(Madison Grant’s introduction)
While in the mediæval conflicts between Europe and Asia the latter was the aggressor, the case was otherwise in the early wars between the Nordic and the Mediterranean peoples. Here for three thousand years the Nordics were the aggressors, and, although these wars were terribly destructive to their numbers, they were the medium through which classic civilization was introduced into Nordic lands. As to the ethnic consequences, northern barbarians poured over the passes of the Balkans, Alpines, and Pyrenees into the sunny lands of the south only to slowly vanish in the languid environment which lacked the stimulus of fierce strife with hostile nature and savage rivals.
Nevertheless, long before the opening of the Christian era the Alpines of western Europe were thoroughly Nordicized, and in the centuries that followed, the old Nordic element in Spain, Italy, and France has been again and again strongly reinforced, so that these lands are now an integral part of the White World.

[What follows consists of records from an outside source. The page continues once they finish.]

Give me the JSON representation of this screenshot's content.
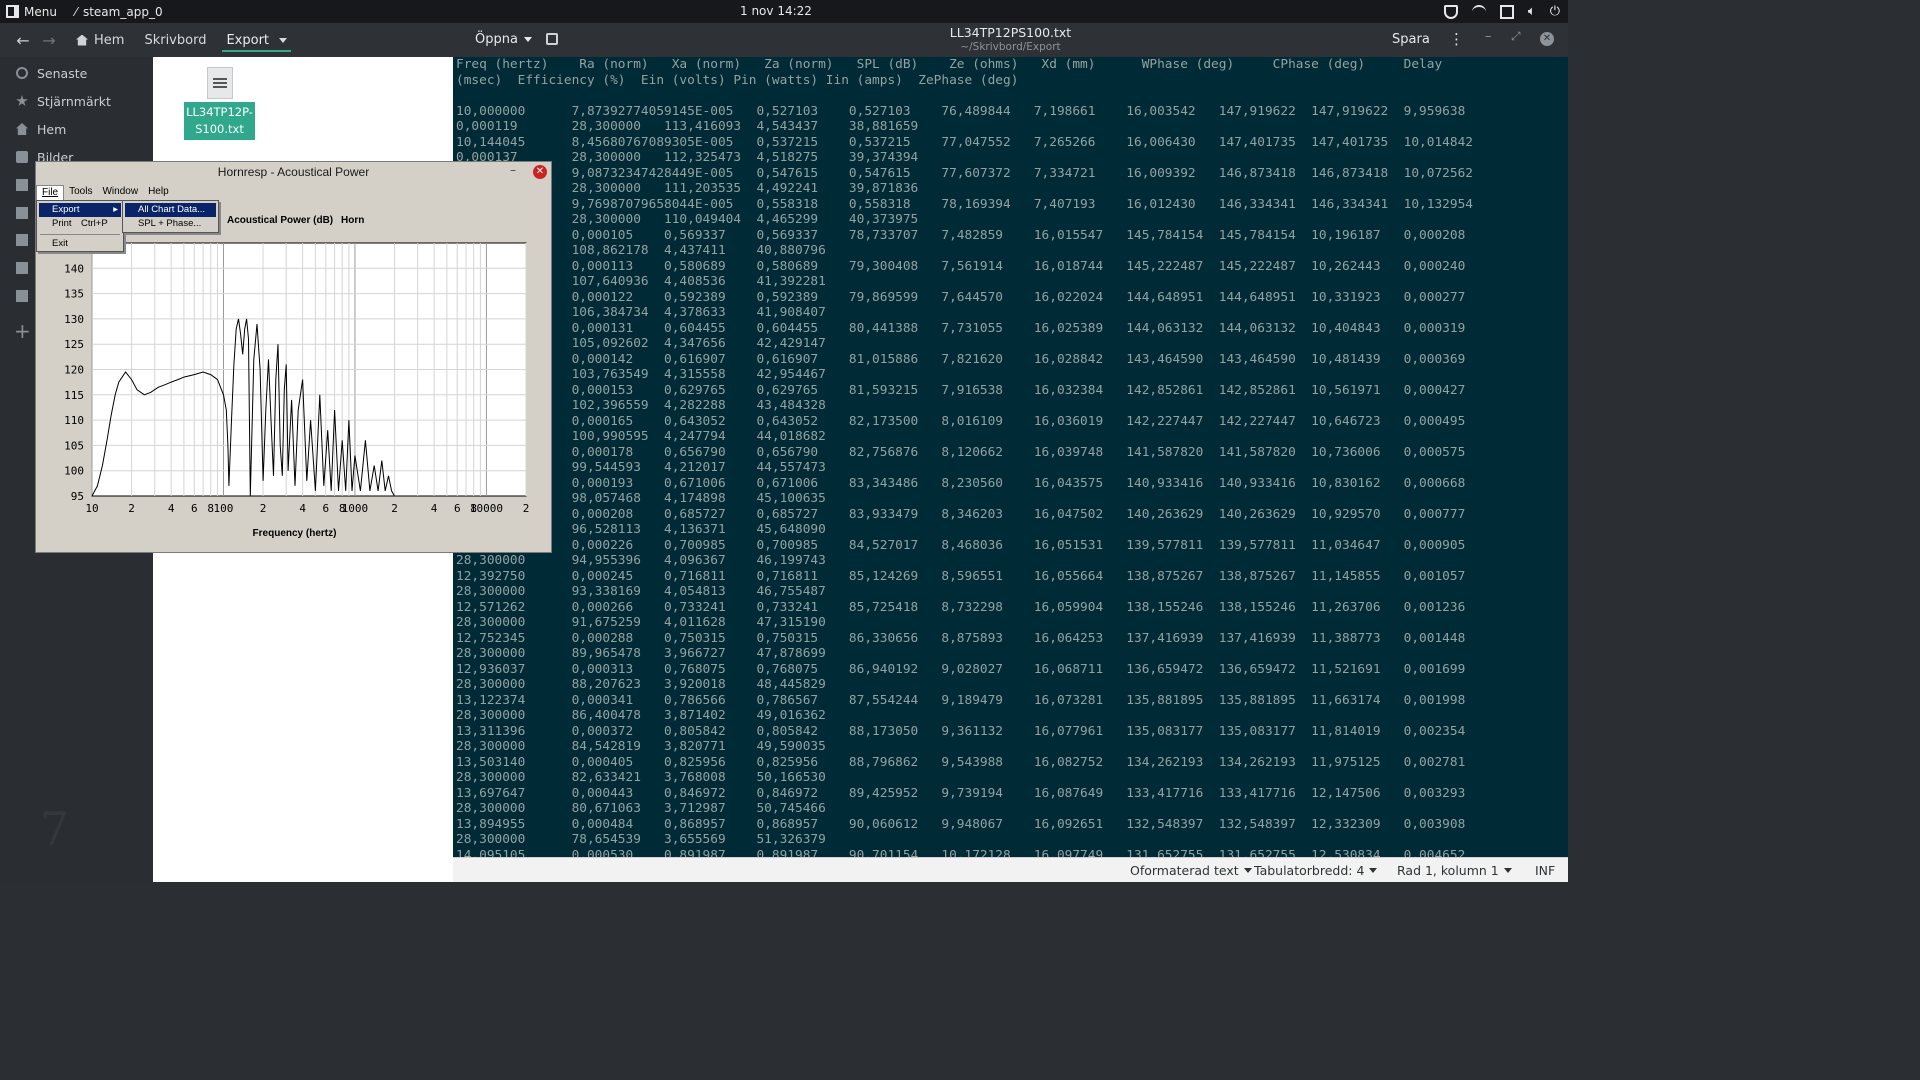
{
  "taskbar": {
    "menu_label": "Menu",
    "task_label": "steam_app_0",
    "clock": "1 nov 14:22",
    "tray_icons": [
      "shield-icon",
      "network-icon",
      "window-icon",
      "volume-icon",
      "power-icon"
    ]
  },
  "file_manager": {
    "breadcrumbs": [
      {
        "label": "Hem",
        "icon": "home-icon"
      },
      {
        "label": "Skrivbord"
      },
      {
        "label": "Export",
        "active": true
      }
    ],
    "sidebar": [
      {
        "label": "Senaste",
        "icon": "recent-icon"
      },
      {
        "label": "Stjärnmärkt",
        "icon": "star-icon"
      },
      {
        "label": "Hem",
        "icon": "home-icon"
      },
      {
        "label": "Bilder",
        "icon": "pictures-icon"
      }
    ],
    "sidebar_icons_only": [
      "documents-icon",
      "downloads-icon",
      "music-icon",
      "videos-icon",
      "trash-icon"
    ],
    "watermark": "7",
    "file": {
      "name": "LL34TP12P-S100.txt"
    }
  },
  "editor": {
    "open_label": "Öppna",
    "title": "LL34TP12PS100.txt",
    "subtitle": "~/Skrivbord/Export",
    "save_label": "Spara",
    "lines": [
      "Freq (hertz)    Ra (norm)   Xa (norm)   Za (norm)   SPL (dB)    Ze (ohms)   Xd (mm)      WPhase (deg)     CPhase (deg)     Delay",
      "(msec)  Efficiency (%)  Ein (volts) Pin (watts) Iin (amps)  ZePhase (deg)",
      "",
      "10,000000      7,87392774059145E-005   0,527103    0,527103    76,489844   7,198661    16,003542   147,919622  147,919622  9,959638",
      "0,000119       28,300000   113,416093  4,543437    38,881659",
      "10,144045      8,45680767089305E-005   0,537215    0,537215    77,047552   7,265266    16,006430   147,401735  147,401735  10,014842",
      "0,000137       28,300000   112,325473  4,518275    39,374394",
      "10,290164      9,08732347428449E-005   0,547615    0,547615    77,607372   7,334721    16,009392   146,873418  146,873418  10,072562",
      "0,000152       28,300000   111,203535  4,492241    39,871836",
      "10,438388      9,76987079658044E-005   0,558318    0,558318    78,169394   7,407193    16,012430   146,334341  146,334341  10,132954",
      "0,000173       28,300000   110,049404  4,465299    40,373975",
      "10,588745      0,000105    0,569337    0,569337    78,733707   7,482859    16,015547   145,784154  145,784154  10,196187   0,000208",
      "28,300000      108,862178  4,437411    40,880796",
      "10,741268      0,000113    0,580689    0,580689    79,300408   7,561914    16,018744   145,222487  145,222487  10,262443   0,000240",
      "28,300000      107,640936  4,408536    41,392281",
      "10,895988      0,000122    0,592389    0,592389    79,869599   7,644570    16,022024   144,648951  144,648951  10,331923   0,000277",
      "28,300000      106,384734  4,378633    41,908407",
      "11,052936      0,000131    0,604455    0,604455    80,441388   7,731055    16,025389   144,063132  144,063132  10,404843   0,000319",
      "28,300000      105,092602  4,347656    42,429147",
      "11,212145      0,000142    0,616907    0,616907    81,015886   7,821620    16,028842   143,464590  143,464590  10,481439   0,000369",
      "28,300000      103,763549  4,315558    42,954467",
      "11,373648      0,000153    0,629765    0,629765    81,593215   7,916538    16,032384   142,852861  142,852861  10,561971   0,000427",
      "28,300000      102,396559  4,282288    43,484328",
      "11,537477      0,000165    0,643052    0,643052    82,173500   8,016109    16,036019   142,227447  142,227447  10,646723   0,000495",
      "28,300000      100,990595  4,247794    44,018682",
      "11,703666      0,000178    0,656790    0,656790    82,756876   8,120662    16,039748   141,587820  141,587820  10,736006   0,000575",
      "28,300000      99,544593   4,212017    44,557473",
      "11,872249      0,000193    0,671006    0,671006    83,343486   8,230560    16,043575   140,933416  140,933416  10,830162   0,000668",
      "28,300000      98,057468   4,174898    45,100635",
      "12,043261      0,000208    0,685727    0,685727    83,933479   8,346203    16,047502   140,263629  140,263629  10,929570   0,000777",
      "28,300000      96,528113   4,136371    45,648090",
      "12,216735      0,000226    0,700985    0,700985    84,527017   8,468036    16,051531   139,577811  139,577811  11,034647   0,000905",
      "28,300000      94,955396   4,096367    46,199743",
      "12,392750      0,000245    0,716811    0,716811    85,124269   8,596551    16,055664   138,875267  138,875267  11,145855   0,001057",
      "28,300000      93,338169   4,054813    46,755487",
      "12,571262      0,000266    0,733241    0,733241    85,725418   8,732298    16,059904   138,155246  138,155246  11,263706   0,001236",
      "28,300000      91,675259   4,011628    47,315190",
      "12,752345      0,000288    0,750315    0,750315    86,330656   8,875893    16,064253   137,416939  137,416939  11,388773   0,001448",
      "28,300000      89,965478   3,966727    47,878699",
      "12,936037      0,000313    0,768075    0,768075    86,940192   9,028027    16,068711   136,659472  136,659472  11,521691   0,001699",
      "28,300000      88,207623   3,920018    48,445829",
      "13,122374      0,000341    0,786566    0,786567    87,554244   9,189479    16,073281   135,881895  135,881895  11,663174   0,001998",
      "28,300000      86,400478   3,871402    49,016362",
      "13,311396      0,000372    0,805842    0,805842    88,173050   9,361132    16,077961   135,083177  135,083177  11,814019   0,002354",
      "28,300000      84,542819   3,820771    49,590035",
      "13,503140      0,000405    0,825956    0,825956    88,796862   9,543988    16,082752   134,262193  134,262193  11,975125   0,002781",
      "28,300000      82,633421   3,768008    50,166530",
      "13,697647      0,000443    0,846972    0,846972    89,425952   9,739194    16,087649   133,417716  133,417716  12,147506   0,003293",
      "28,300000      80,671063   3,712987    50,745466",
      "13,894955      0,000484    0,868957    0,868957    90,060612   9,948067    16,092651   132,548397  132,548397  12,332309   0,003908",
      "28,300000      78,654539   3,655569    51,326379",
      "14,095105      0,000530    0,891987    0,891987    90,701154   10,172128   16,097749   131,652755  131,652755  12,530834   0,004652"
    ]
  },
  "statusbar": {
    "format": "Oformaterad text",
    "tabwidth": "Tabulatorbredd: 4",
    "position": "Rad 1, kolumn 1",
    "mode": "INF"
  },
  "hornresp": {
    "title": "Hornresp - Acoustical Power",
    "menubar": [
      "File",
      "Tools",
      "Window",
      "Help"
    ],
    "file_menu": {
      "export": "Export",
      "print": "Print",
      "print_shortcut": "Ctrl+P",
      "exit": "Exit"
    },
    "export_submenu": [
      "All Chart Data...",
      "SPL + Phase..."
    ],
    "chart_label": "Acoustical Power (dB)",
    "mode_label": "Horn"
  },
  "chart_data": {
    "type": "line",
    "title": "",
    "xlabel": "Frequency (hertz)",
    "ylabel": "",
    "x_scale": "log",
    "xlim": [
      10,
      20000
    ],
    "ylim": [
      95,
      145
    ],
    "y_ticks": [
      95,
      100,
      105,
      110,
      115,
      120,
      125,
      130,
      135,
      140
    ],
    "x_tick_labels": [
      "10",
      "2",
      "4",
      "6",
      "8",
      "100",
      "2",
      "4",
      "6",
      "8",
      "1000",
      "2",
      "4",
      "6",
      "8",
      "10000",
      "2"
    ],
    "grid": true,
    "series": [
      {
        "x": [
          10,
          11,
          12,
          13,
          14,
          15,
          16,
          18,
          20,
          22,
          25,
          28,
          32,
          36,
          40,
          45,
          50,
          60,
          70,
          80,
          90,
          100,
          105,
          108,
          110,
          115,
          120,
          125,
          130,
          135,
          140,
          145,
          150,
          155,
          160,
          170,
          180,
          190,
          200,
          210,
          220,
          230,
          240,
          250,
          260,
          270,
          280,
          290,
          300,
          310,
          330,
          350,
          370,
          400,
          430,
          460,
          500,
          540,
          580,
          620,
          660,
          700,
          750,
          800,
          850,
          900,
          950,
          1000,
          1100,
          1200,
          1300,
          1400,
          1500,
          1600,
          1700,
          1800,
          1900,
          2000
        ],
        "y": [
          95,
          97,
          101,
          106,
          111,
          115,
          117.5,
          119.5,
          118,
          116,
          115,
          115.5,
          116.5,
          117,
          117.5,
          118,
          118.5,
          119,
          119.5,
          119,
          118,
          115,
          112,
          105,
          97,
          110,
          121,
          128,
          130,
          127,
          123,
          128,
          130,
          126,
          95,
          122,
          129,
          120,
          98,
          112,
          122,
          110,
          99,
          118,
          125,
          105,
          99,
          116,
          121,
          100,
          114,
          97,
          112,
          118,
          98,
          110,
          96,
          115,
          97,
          108,
          96,
          112,
          96,
          106,
          96,
          110,
          96,
          103,
          96,
          106,
          96,
          101,
          96,
          102,
          96,
          99,
          96,
          95
        ]
      }
    ]
  }
}
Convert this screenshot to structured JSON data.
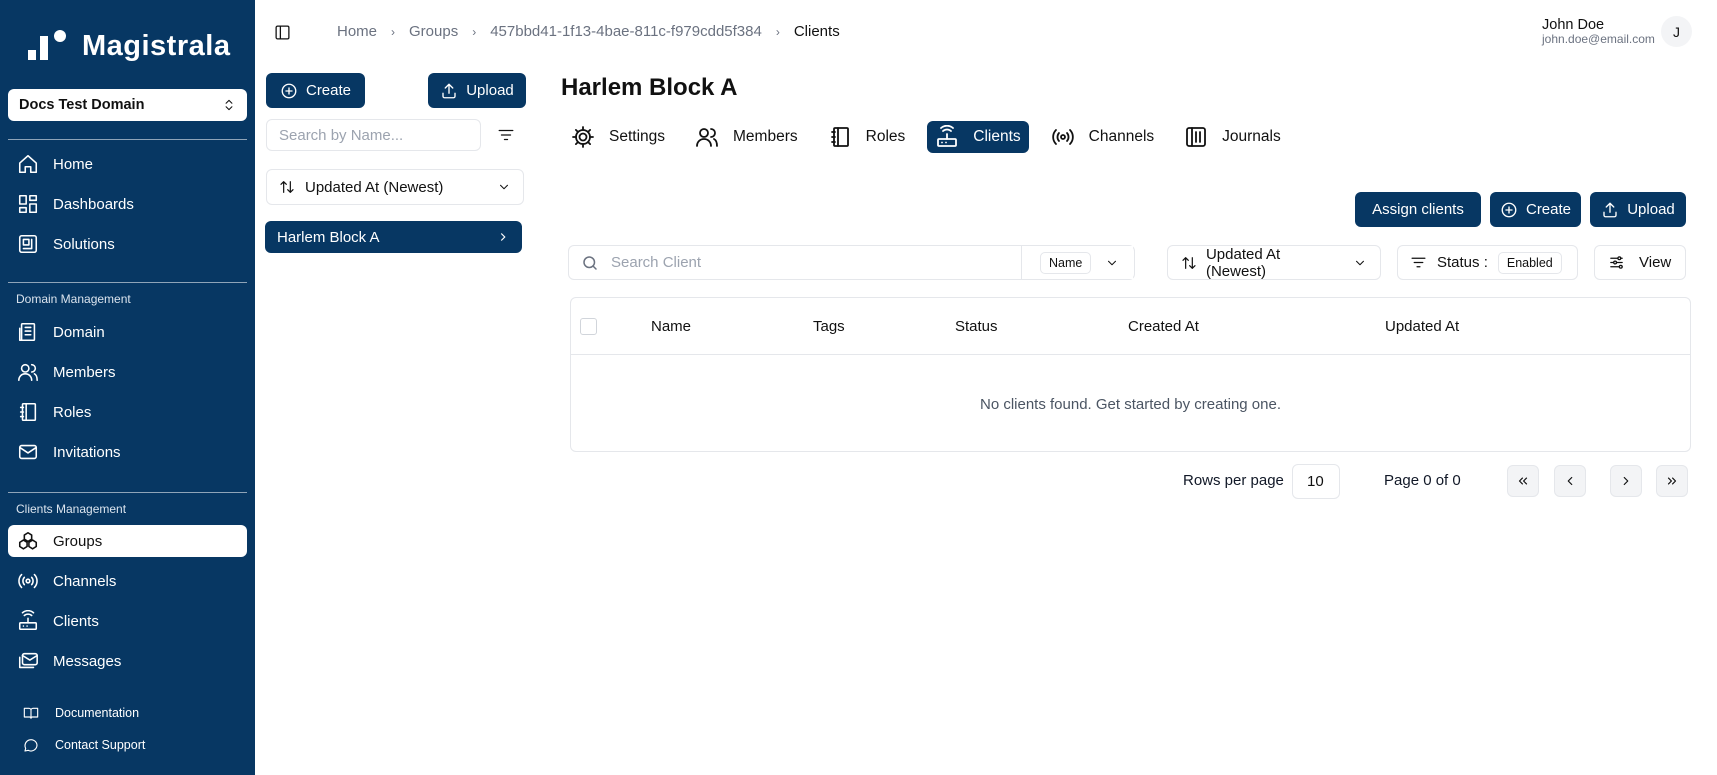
{
  "app": {
    "name": "Magistrala"
  },
  "sidebar": {
    "domain": "Docs Test Domain",
    "main_items": [
      {
        "label": "Home",
        "icon": "home-icon"
      },
      {
        "label": "Dashboards",
        "icon": "dashboard-icon"
      },
      {
        "label": "Solutions",
        "icon": "solutions-icon"
      }
    ],
    "domain_section": "Domain Management",
    "domain_items": [
      {
        "label": "Domain",
        "icon": "domain-icon"
      },
      {
        "label": "Members",
        "icon": "members-icon"
      },
      {
        "label": "Roles",
        "icon": "roles-icon"
      },
      {
        "label": "Invitations",
        "icon": "mail-icon"
      }
    ],
    "clients_section": "Clients Management",
    "clients_items": [
      {
        "label": "Groups",
        "icon": "groups-icon",
        "active": true
      },
      {
        "label": "Channels",
        "icon": "channels-icon"
      },
      {
        "label": "Clients",
        "icon": "router-icon"
      },
      {
        "label": "Messages",
        "icon": "messages-icon"
      }
    ],
    "footer_items": [
      {
        "label": "Documentation",
        "icon": "book-icon"
      },
      {
        "label": "Contact Support",
        "icon": "chat-icon"
      }
    ]
  },
  "breadcrumb": [
    "Home",
    "Groups",
    "457bbd41-1f13-4bae-811c-f979cdd5f384",
    "Clients"
  ],
  "user": {
    "name": "John Doe",
    "email": "john.doe@email.com",
    "initial": "J"
  },
  "groups_panel": {
    "create_label": "Create",
    "upload_label": "Upload",
    "search_placeholder": "Search by Name...",
    "sort_label": "Updated At (Newest)",
    "items": [
      "Harlem Block A"
    ]
  },
  "group": {
    "title": "Harlem Block A",
    "tabs": [
      {
        "label": "Settings",
        "icon": "gear-icon"
      },
      {
        "label": "Members",
        "icon": "members-icon"
      },
      {
        "label": "Roles",
        "icon": "roles-icon"
      },
      {
        "label": "Clients",
        "icon": "router-icon",
        "active": true
      },
      {
        "label": "Channels",
        "icon": "channels-icon"
      },
      {
        "label": "Journals",
        "icon": "journals-icon"
      }
    ]
  },
  "clients": {
    "assign_label": "Assign clients",
    "create_label": "Create",
    "upload_label": "Upload",
    "search_placeholder": "Search Client",
    "search_field": "Name",
    "sort_label": "Updated At (Newest)",
    "status_label": "Status :",
    "status_value": "Enabled",
    "view_label": "View",
    "columns": [
      "Name",
      "Tags",
      "Status",
      "Created At",
      "Updated At"
    ],
    "empty_message": "No clients found. Get started by creating one.",
    "rows_per_page_label": "Rows per page",
    "rows_per_page": "10",
    "page_info": "Page 0 of 0"
  },
  "colors": {
    "brand": "#073763",
    "border": "#e5e7eb"
  }
}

In recent centuries Russia was again superficially Nordicized with a top dressing of Nordic nobility, chiefly coming from the Baltic provinces. Along with this process there was everywhere in Europe a resurgence among the submerged and forgotten Alpines and among the Mediterranean elements of the British Isles, while Bolshevism in Russia means the elimination of the Nordic aristocracy and the dominance of the half-Asiatic Slavic peasantry.